C'est pourquoi le professionnel suggère de ne pas se livrer à une véritable chasse aux sorcières au sein de l'entreprise. «Faisons déjà appliquer la loi avant de vouloir aller plus loin!», souligne-t-il. Selon les métiers et les postes, les risques diffèrent. En effet, les conséquences de la drogue ou de l'alcool ne sont pas les mêmes selon si le salarié est assis à son bureau ou s'il se trouve en haut d'un échafaudage ou aux commandes d'une machine dangereuse.
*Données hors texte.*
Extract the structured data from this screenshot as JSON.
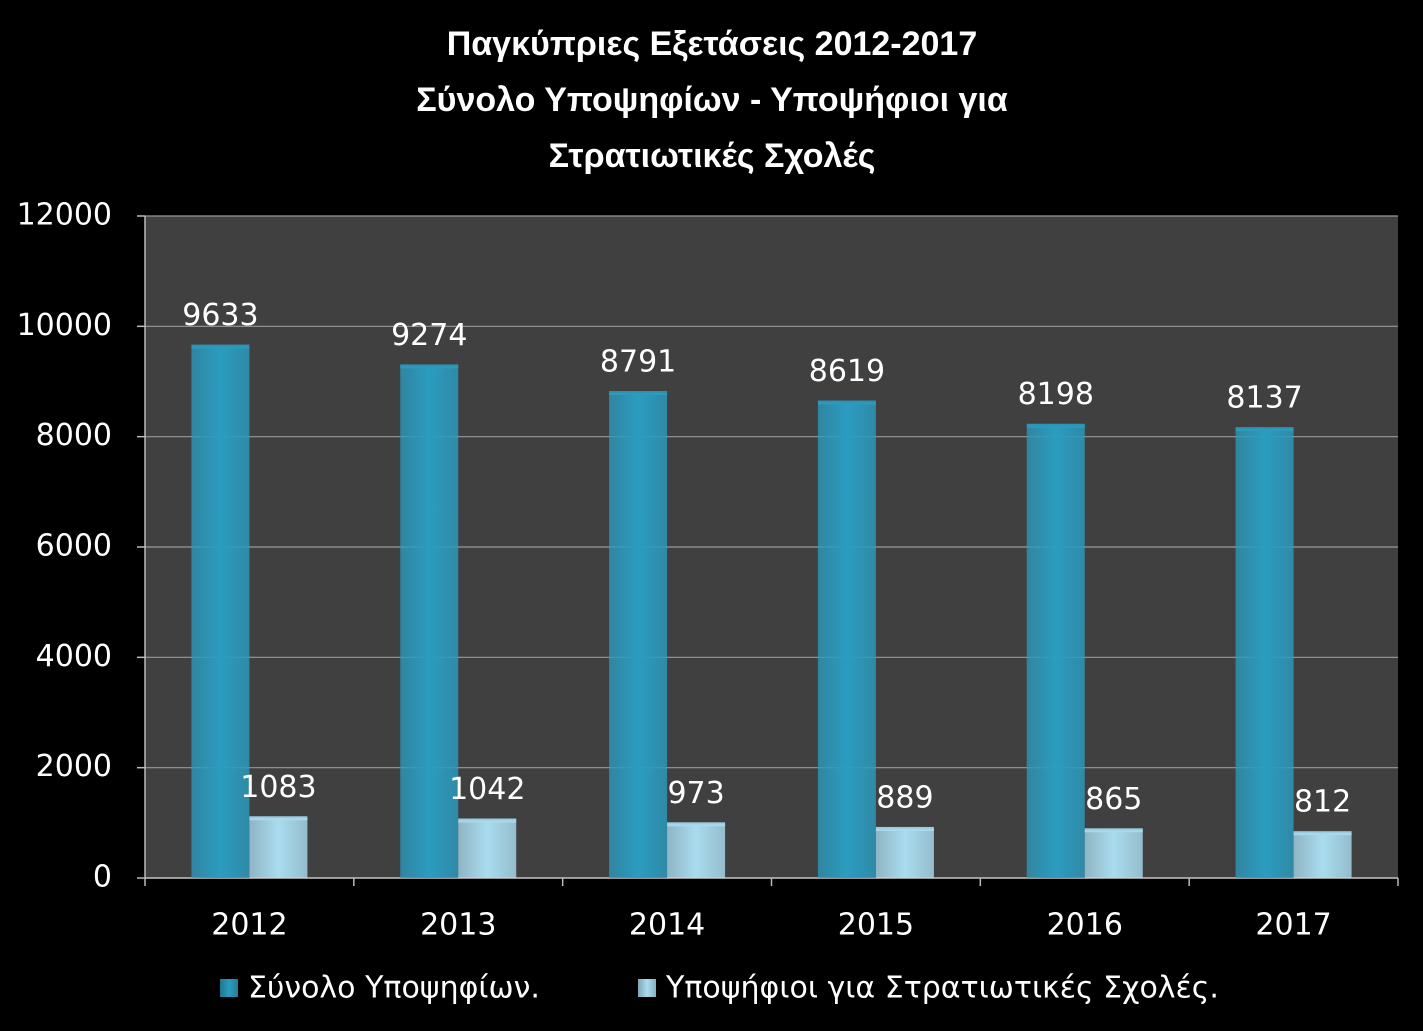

Le règlement intérieur: un prérequis essentiel

Parmi l'éventail de dispositifs à mettre en place, le règlement intérieur doit fixer le cadre de la politique de l'entreprise vis-à-vis des drogues et de l'alcool. Il permet notamment de préciser les conditions dans lesquelles les salariés peuvent être contrôlés et les sanctions pouvant être prises par l'entreprise. Parallèlement, il est essentiel de sensibiliser les collaborateurs à cette problématique pour gagner leur adhésion. «Au-delà du règlement intérieur, il faut établir le dialogue, accomplir un travail pédagogique permanent et fournir beaucoup d'explications sur les risques encourus », précise Jean-Paul Jeannin.
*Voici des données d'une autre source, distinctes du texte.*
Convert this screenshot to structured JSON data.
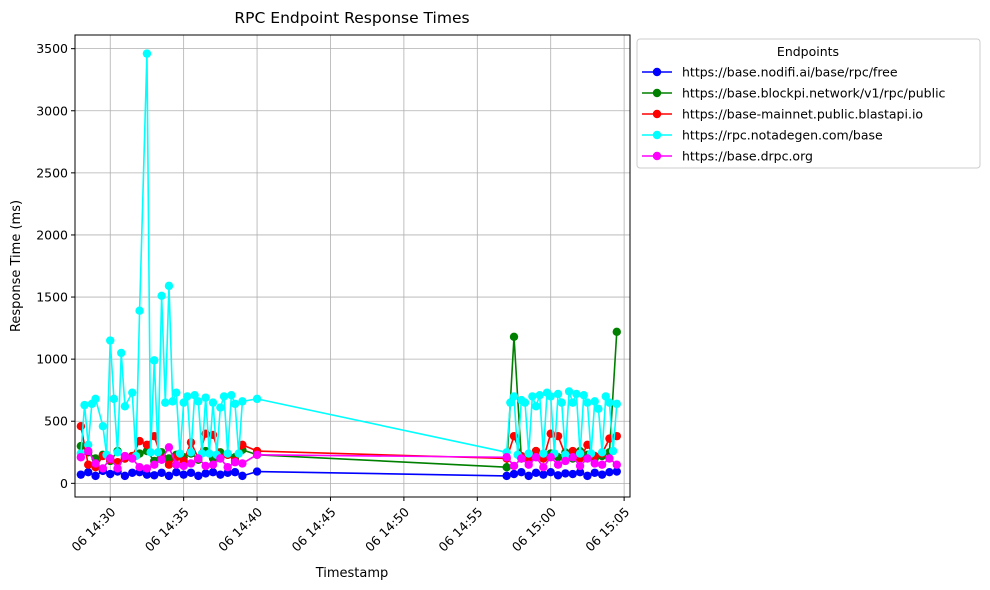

Pour éradiquer les problèmes de drogue et d'alcool en entreprise, il faut trouver le juste équilibre entre dialogue et sanction, entre la vigilance obligatoire de l'employeur et le respect des libertés individuelles des salariés. C'est pourquoi les dépistages ne peuvent être systématisés, même sur les postes reconnus à risque. Un travail d'équilibriste, qui nécessite l'implication de tous les collaborateurs au sein de l'entreprise.